Sample Trading Checklist
You might think that it’s easy enough to remember to do this or check that each day without a list, but for me it’s when the market is going crazy that you really need the information. This is usually when the information hasn’t been checked properly.
This is 7 point trading checklist you can use as a basis for your own:
The type of trading system you use and the style of trading, day trading, swing trading, and even the markets you trade, may have their own needs.
Don’t shrug this off. It may seem simple to put together but it needs to be well planned out and constructed in such a way that it flows.
- Market Technicals – This can include clusters of previous price action, highs and lows, longer term swing levels
- Market State – A market this is ranging can destroy a trend following system especially for short term traders.

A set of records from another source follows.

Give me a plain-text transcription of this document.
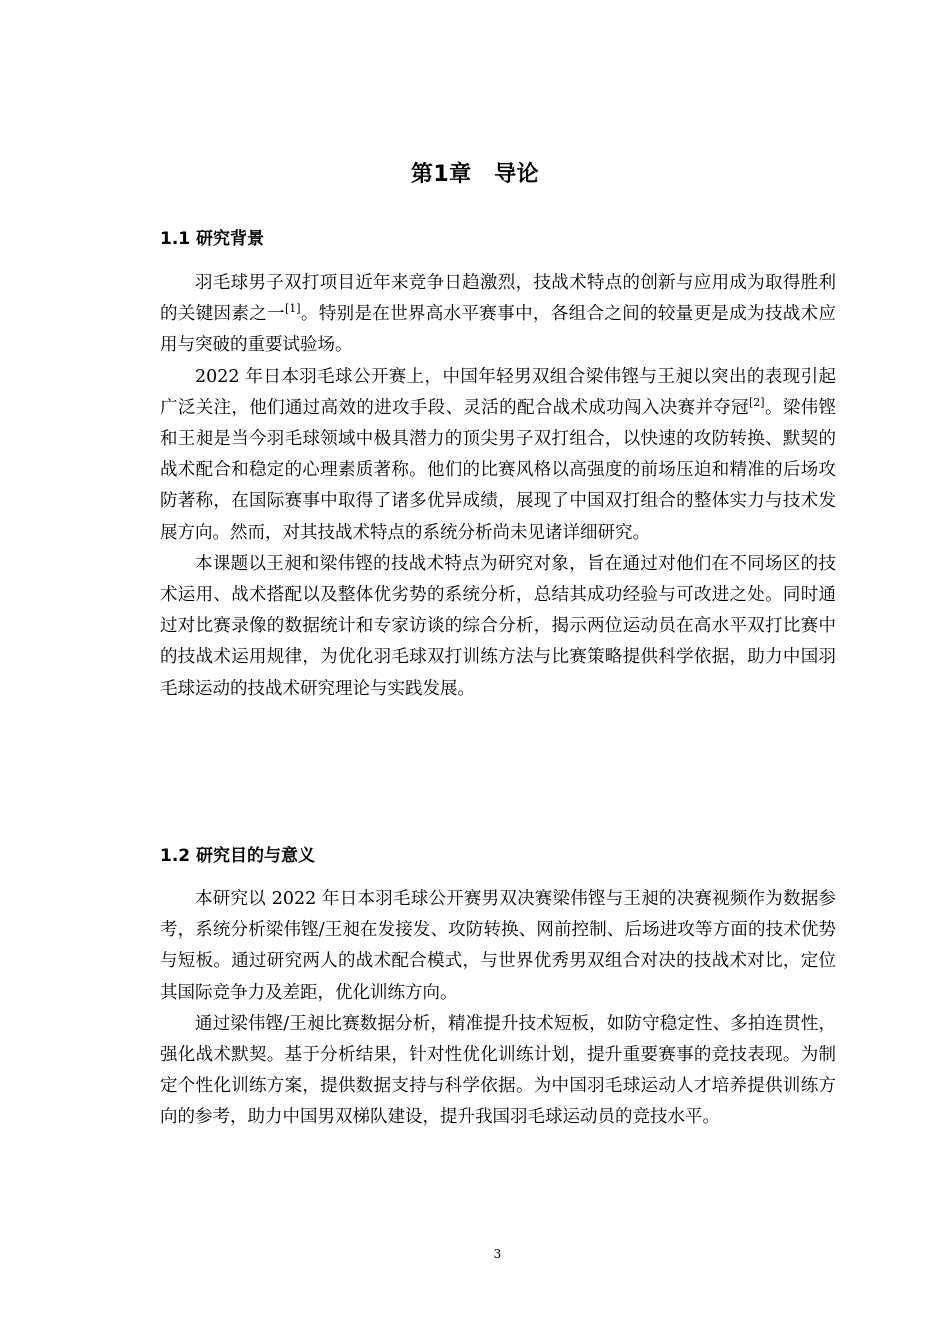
第1章　导论
1.1 研究背景

羽毛球男子双打项目近年来竞争日趋激烈，技战术特点的创新与应用成为取得胜利的关键因素之一[1]。特别是在世界高水平赛事中，各组合之间的较量更是成为技战术应用与突破的重要试验场。

2022 年日本羽毛球公开赛上，中国年轻男双组合梁伟铿与王昶以突出的表现引起广泛关注，他们通过高效的进攻手段、灵活的配合战术成功闯入决赛并夺冠[2]。梁伟铿和王昶是当今羽毛球领域中极具潜力的顶尖男子双打组合，以快速的攻防转换、默契的战术配合和稳定的心理素质著称。他们的比赛风格以高强度的前场压迫和精准的后场攻防著称，在国际赛事中取得了诸多优异成绩，展现了中国双打组合的整体实力与技术发展方向。然而，对其技战术特点的系统分析尚未见诸详细研究。

本课题以王昶和梁伟铿的技战术特点为研究对象，旨在通过对他们在不同场区的技术运用、战术搭配以及整体优劣势的系统分析，总结其成功经验与可改进之处。同时通过对比赛录像的数据统计和专家访谈的综合分析，揭示两位运动员在高水平双打比赛中的技战术运用规律，为优化羽毛球双打训练方法与比赛策略提供科学依据，助力中国羽毛球运动的技战术研究理论与实践发展。

1.2 研究目的与意义

本研究以 2022 年日本羽毛球公开赛男双决赛梁伟铿与王昶的决赛视频作为数据参考，系统分析梁伟铿/王昶在发接发、攻防转换、网前控制、后场进攻等方面的技术优势与短板。通过研究两人的战术配合模式，与世界优秀男双组合对决的技战术对比，定位其国际竞争力及差距，优化训练方向。

通过梁伟铿/王昶比赛数据分析，精准提升技术短板，如防守稳定性、多拍连贯性，强化战术默契。基于分析结果，针对性优化训练计划，提升重要赛事的竞技表现。为制定个性化训练方案，提供数据支持与科学依据。为中国羽毛球运动人才培养提供训练方向的参考，助力中国男双梯队建设，提升我国羽毛球运动员的竞技水平。

3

There can be trends inside of larger time frame ranges and this is why each trader may have a different opinion and take different action.

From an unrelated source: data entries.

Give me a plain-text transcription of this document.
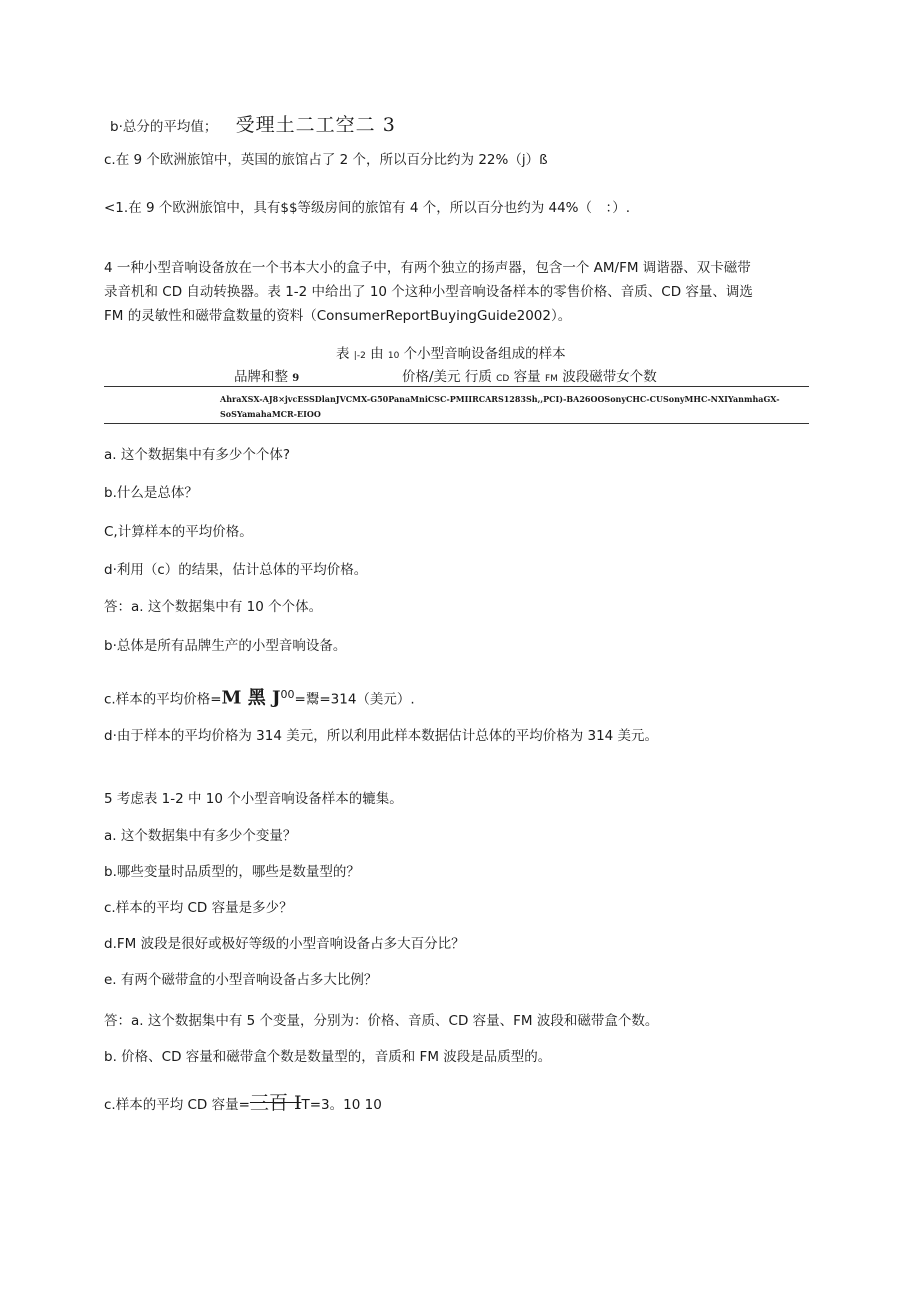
b·总分的平均值； 受理土二工空二 3
c.在 9 个欧洲旅馆中，英国的旅馆占了 2 个，所以百分比约为 22%（j）ß
<1.在 9 个欧洲旅馆中，具有$$等级房间的旅馆有 4 个，所以百分也约为 44%（　：）.
4 一种小型音响设备放在一个书本大小的盒子中，有两个独立的扬声器，包含一个 AM/FM 调谐器、双卡磁带
录音机和 CD 自动转换器。表 1-2 中给出了 10 个这种小型音响设备样本的零售价格、音质、CD 容量、调选
FM 的灵敏性和磁带盒数量的资料（ConsumerReportBuyingGuide2002）。
表 |-2 由 10 个小型音晌设备组成的样本
品牌和整 9	价格/美元 行质 CD 容量 FM 波段磁带女个数
AhraXSX-AJ8×jvcESSDlanJVCMX-G50PanaMniCSC-PMIIRCARS1283Sh,,PCI)-BA26OOSonyCHC-CUSonyMHC-NXIYanmhaGX-
SoSYamahaMCR-EIOO
a. 这个数据集中有多少个个体?
b.什么是总体？
C,计算样本的平均价格。
d·利用（c）的结果，估计总体的平均价格。
答：a. 这个数据集中有 10 个个体。
b·总体是所有品牌生产的小型音响设备。
c.样本的平均价格=M 黑 $J^{00}=$鬻=314（美元）.
d·由于样本的平均价格为 314 美元，所以利用此样本数据估计总体的平均价格为 314 美元。
5 考虑表 1-2 中 10 个小型音响设备样本的辘集。
a. 这个数据集中有多少个变量？
b.哪些变量时品质型的，哪些是数量型的？
c.样本的平均 CD 容量是多少？
d.FM 波段是很好或极好等级的小型音响设备占多大百分比？
e. 有两个磁带盒的小型音响设备占多大比例？
答：a. 这个数据集中有 5 个变量，分别为：价格、音质、CD 容量、FM 波段和磁带盒个数。
b. 价格、CD 容量和磁带盒个数是数量型的，音质和 FM 波段是品质型的。
c.样本的平均 CD 容量=三百 IT=3。10 10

- Events – There is no excuse to be blindsided by a scheduled economic data release and with the many economic calendars available, you’d be foolish not to check them. Sudden events do happen and that is why risk management is vital to trading.
- Possible Trading Scenarios – It is not about being wrong or right but thinking through how the market may evolve keeps you on your toes. Remember, the “market” will do whatever it decides without a concern for you so having a few scenarios in mind will able you to plan a reaction in advance.
- Personal Condition – When a trading session is a tough haul, we can be affected and this is especially true for day traders. Check in with yourself and ensure you are not prone to revenge trading, ignoring your stop loss but cutting profits, or have exceeded your POQ time.
- In Session Progress – You started the trading session with an idea of how the instrument could move and this is where you see if your expectations are being met. If not, have you covered other possible trading scenarios that are enabling you to still capitalize on the moves that are happening?
End Of Day Debriefing
Don’t just shut down your trading computer and call it a day. Ensure you do an evaluation of your trading performance and note things such as:
- Did you follow your trading plan?
- Did you follow risk management protocols?
- Were your trading results a result of you not being consistent or because of the market moves?
As mentioned earlier, each trader may want to put their trading checklist together only using variables that are essential to their trading day. These are the checks that are performed every trading session without fail.